Site icon R-bloggers

Machine learning for better homicide counts in Ciudad Juarez

[This article was first published on Diego Valle's Blog, and kindly contributed to R-bloggers]. (You can report issue about the content on this page here)
Want to share your content on R-bloggers? click here if you have a blog, or here if you don't.
Photo Credit: Jesús Villaseca Pérez
Ever since March 2008 Ciudad Juárez began to register an alarming number of homicides becoming Mexico’s most violent city. According to the Mexican vital statistics system Ciudad Juárez (coterminous with the Juárez municipality) went from having just 202 murders in 2007 to 1,616 in 2008, 2,397 in 2009, and 3,686 in 2010.

Mexican and US officials explain the dramatic increase in violence as due to a conflict between the Sinaloa and Juárez Cartels. After a new governor was elected in October 2010 Ciudad Juárez does seem to have started turning around, but it is still an extremely violent city.

Mortality from ill-defined conditions is quite high in Ciudad Juárez.

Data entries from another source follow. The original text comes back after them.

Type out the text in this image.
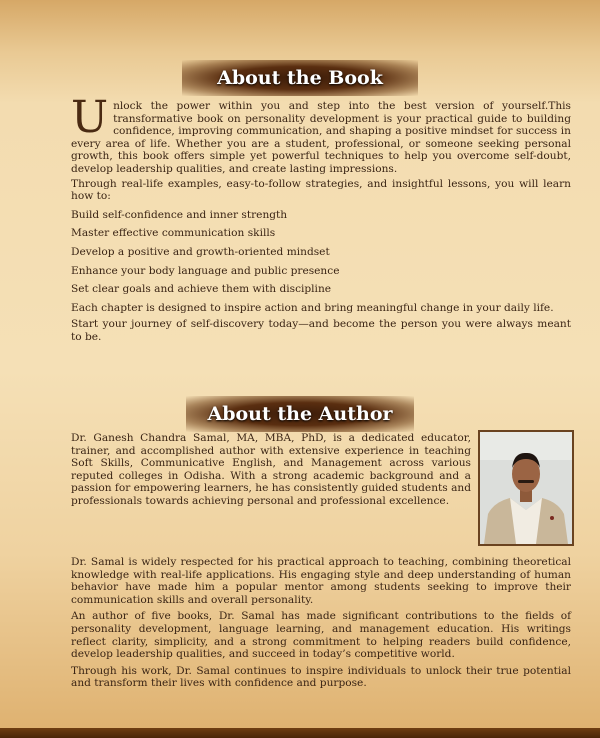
About the Book

Unlock the power within you and step into the best version of yourself.This transformative book on personality development is your practical guide to building confidence, improving communication, and shaping a positive mindset for success in every area of life. Whether you are a student, professional, or someone seeking personal growth, this book offers simple yet powerful techniques to help you overcome self-doubt, develop leadership qualities, and create lasting impressions.

Through real-life examples, easy-to-follow strategies, and insightful lessons, you will learn how to:

Build self-confidence and inner strength
Master effective communication skills
Develop a positive and growth-oriented mindset
Enhance your body language and public presence
Set clear goals and achieve them with discipline

Each chapter is designed to inspire action and bring meaningful change in your daily life.

Start your journey of self-discovery today—and become the person you were always meant to be.

About the Author

Dr. Ganesh Chandra Samal, MA, MBA, PhD, is a dedicated educator, trainer, and accomplished author with extensive experience in teaching Soft Skills, Communicative English, and Management across various reputed colleges in Odisha. With a strong academic background and a passion for empowering learners, he has consistently guided students and professionals towards achieving personal and professional excellence.

Dr. Samal is widely respected for his practical approach to teaching, combining theoretical knowledge with real-life applications. His engaging style and deep understanding of human behavior have made him a popular mentor among students seeking to improve their communication skills and overall personality.

An author of five books, Dr. Samal has made significant contributions to the fields of personality development, language learning, and management education. His writings reflect clarity, simplicity, and a strong commitment to helping readers build confidence, develop leadership qualities, and succeed in today’s competitive world.

Through his work, Dr. Samal continues to inspire individuals to unlock their true potential and transform their lives with confidence and purpose.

Deaths of unknown injury intent went from 33 in 2004 to 193 in 2010. It is an open question just how good the homicide records are in places that saw incredible rises in homicides since one can only assume that forensic services were overwhelmed and that educated professionals like doctors were the first to leave town.

Recently there was a story in the New York Times about how Target figured out a teen girl was pregnant before her father did based on her shopping patterns, and if Target can classify its shoppers into pregnant and not pregnant based on the stuff they buy, I can certainly train a computer to classify deaths in Mexico based on the characteristics of the deaths.

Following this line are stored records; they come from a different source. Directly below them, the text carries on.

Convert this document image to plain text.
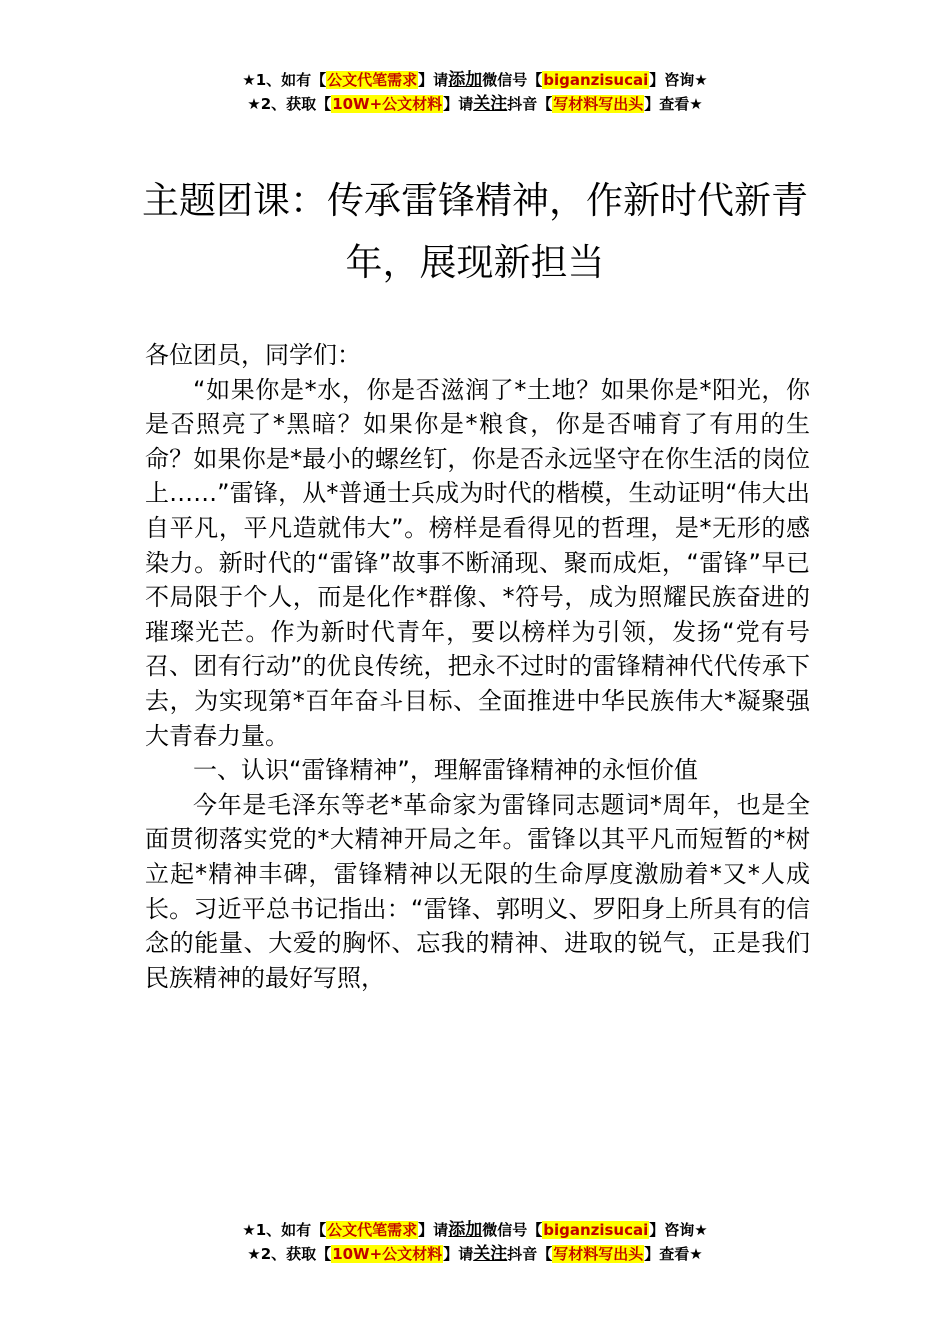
★1、如有【公文代笔需求】请添加微信号【biganzisucai】咨询★
★2、获取【10W+公文材料】请关注抖音【写材料写出头】查看★
主题团课：传承雷锋精神，作新时代新青年，展现新担当

各位团员，同学们：

“如果你是*水，你是否滋润了*土地？如果你是*阳光，你是否照亮了*黑暗？如果你是*粮食，你是否哺育了有用的生命？如果你是*最小的螺丝钉，你是否永远坚守在你生活的岗位上……”雷锋，从*普通士兵成为时代的楷模，生动证明“伟大出自平凡，平凡造就伟大”。榜样是看得见的哲理，是*无形的感染力。新时代的“雷锋”故事不断涌现、聚而成炬，“雷锋”早已不局限于个人，而是化作*群像、*符号，成为照耀民族奋进的璀璨光芒。作为新时代青年，要以榜样为引领，发扬“党有号召、团有行动”的优良传统，把永不过时的雷锋精神代代传承下去，为实现第*百年奋斗目标、全面推进中华民族伟大*凝聚强大青春力量。

一、认识“雷锋精神”，理解雷锋精神的永恒价值

今年是毛泽东等老*革命家为雷锋同志题词*周年，也是全面贯彻落实党的*大精神开局之年。雷锋以其平凡而短暂的*树立起*精神丰碑，雷锋精神以无限的生命厚度激励着*又*人成长。习近平总书记指出：“雷锋、郭明义、罗阳身上所具有的信念的能量、大爱的胸怀、忘我的精神、进取的锐气，正是我们民族精神的最好写照，

★1、如有【公文代笔需求】请添加微信号【biganzisucai】咨询★
★2、获取【10W+公文材料】请关注抖音【写材料写出头】查看★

Intuitively if someone were to ask you to guess the type of death of a 70 year old woman whose cause of death was transport related you would probably guess it was an accident. On the other hand, if you had to guess the type of death of a young adult male whose cause of death was a firearm, and the injury took place on a public street in Juárez, you would probably guess it was a homicide.

The Mexican government supposedly keeps a record of all deaths in its mortality database. For my purposes there are four types of violent or injury intent deaths:

  1. Accidents (unintentional injuries)
  2. Suicides (self inflicted injuries)
  3. Homicides (intentional injuries)
  4. Unknown Intent (cases where forensic or legal experts determined information was not sufficient to make a decision about the injury intent)

There is a fifth type of injury intent death: “Legal intervention, operations of war, military operations, and terrorism” but there are only about 30-40 deaths of this type in Mexico each year. Most of them occur in Puebla. It is very likely that most of the shootouts where the police or military kill someone (or die themselves) are classified as plain old homicides, so I chose to recode this type of death as homicides.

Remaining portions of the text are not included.